Fortschritt bedeutet in Matuscheks Fall allerdings nicht, dass wir uns in Zukunft besser gegen Krisen wappnen oder unser zur Ware gewordenes Gesundheitssystem ausbauen sollten, sondern dass wir die Situation als Chance sehen, „zahlreiche Entwicklungen weitflächig anzustossen“. So entstehen „ganz neue Formen der Organisation des Alltags“, beispielsweise „online-Kurse für Schüler, Betreuungs-Apps, online vermittelte Nachbarschaftshilfe, Home-Office“. Die Aufzählung illustriert, worum es Matuschek im Kern geht: Endlich besteht die Chance einer umfassenden Digitalisierung samt dem Ausbau ständiger Erreichbarkeit, Arbeitsaufwand und neuem Druck in verschiedenen Lebensbereichen.
Übersteht die Welt die Pandemie, dann wird die kommende Gesellschaft im besten Fall „resilienter und robuster“ als die unsrige es bisher war, so die Vorhersage des Juristen und NZZ-Gastkommentators Daniel Dettling. Das klingt doch ganz gut, wer wünscht sich gegenwärtig kein widerstandsfähigeres Gesundheitswesen und eine solidarischere Gesellschaft? Doch das ist damit natürlich nicht gemeint. Dettling will eine „Dezentralisierung von Märkten und Wertschöpfungsketten bei gleichzeitiger Intensivierung kooperativer Systeme“. Widerstandsfähig soll nicht die Menschheit werden, sondern das Wirtschaftssystem.

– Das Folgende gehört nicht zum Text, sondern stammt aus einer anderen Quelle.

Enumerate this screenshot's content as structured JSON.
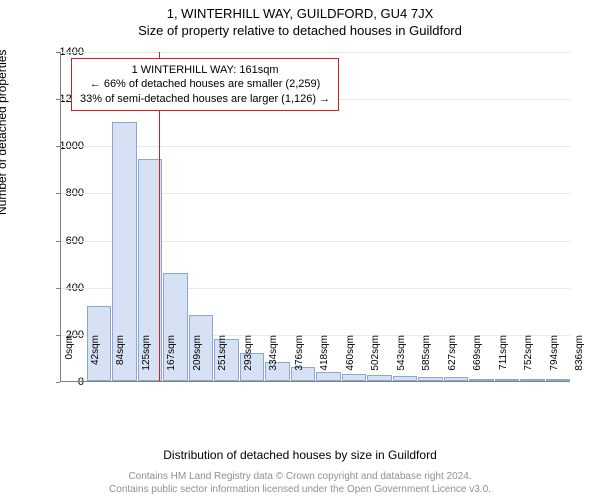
{
  "header": {
    "address": "1, WINTERHILL WAY, GUILDFORD, GU4 7JX",
    "subtitle": "Size of property relative to detached houses in Guildford"
  },
  "chart": {
    "type": "histogram",
    "y_axis": {
      "label": "Number of detached properties",
      "min": 0,
      "max": 1400,
      "ticks": [
        0,
        200,
        400,
        600,
        800,
        1000,
        1200,
        1400
      ]
    },
    "x_axis": {
      "label": "Distribution of detached houses by size in Guildford",
      "tick_labels": [
        "0sqm",
        "42sqm",
        "84sqm",
        "125sqm",
        "167sqm",
        "209sqm",
        "251sqm",
        "293sqm",
        "334sqm",
        "376sqm",
        "418sqm",
        "460sqm",
        "502sqm",
        "543sqm",
        "585sqm",
        "627sqm",
        "669sqm",
        "711sqm",
        "752sqm",
        "794sqm",
        "836sqm"
      ]
    },
    "bars": {
      "values": [
        0,
        320,
        1100,
        940,
        460,
        280,
        180,
        120,
        80,
        60,
        40,
        30,
        25,
        20,
        15,
        15,
        10,
        10,
        8,
        5
      ],
      "fill_color": "#d6e2f3",
      "border_color": "#8aa8d6"
    },
    "marker": {
      "x_value_sqm": 161,
      "x_max_sqm": 836,
      "color": "#d02020"
    },
    "annotation": {
      "line1": "1 WINTERHILL WAY: 161sqm",
      "line2": "← 66% of detached houses are smaller (2,259)",
      "line3": "33% of semi-detached houses are larger (1,126) →",
      "border_color": "#d02020",
      "bg_color": "#ffffff"
    },
    "background_color": "#ffffff",
    "grid_color": "#e8e8e8"
  },
  "footer": {
    "line1": "Contains HM Land Registry data © Crown copyright and database right 2024.",
    "line2": "Contains public sector information licensed under the Open Government Licence v3.0."
  }
}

Die Voraussetzungen hierfür seien gemäss Dettling längst gegeben: „Versammlungen und Sitzungen im Internet, Home-Office, Telemedizin, neue Formen der Mobilität.“ Ein Beispiel gefällig? „Frankreich hat damit begonnen, Sprechstunden von Ärzten per Whatsapp abzuhalten.“ Dies wünscht man sich auch in der Schweiz. Der Anbieter Medgate beispielsweise, der auch die Corona-Hotline des Bundes betreut, treibt die Digitalisierung des Gesundheitswesens seit Jahren aggressiv voran. Es ist jedoch fraglich, ob die digitalisierten Sprechstunden tatsächlich zu der Herausbildung einer robusteren Zukunft beitragen. Zumindest gibt es gute Gründe, wieso sich diese Vision (noch) nicht flächendeckend durchgesetzt haben.
Es ist nicht so, wie von Neoliberalen angeführt, dass sich Menschen einfach der Digitalisierung verweigern. Doch vielerorts ist man überzeugt davon, dass der soziale Kontakt auch in der Pflege und der Gesundheit wichtig ist. Zudem haben sich sogenannte neue Arbeitsformen in den letzten Jahren immer wieder als versteckte Sparmassnahmen herausgestellt. Wer etwa seine PatientInnen per Whatsapp abfertigen kann, ist nicht nur flexibler verfügbar, er oder sie kann auch mehr PatientInnen in immer kürzerer Zeit betreuen. Doch die aktuelle Krise zeigt, dass es im Gesundheitswesen nicht mehr Massenabfertigung braucht – auch nicht in digitalisierter Form.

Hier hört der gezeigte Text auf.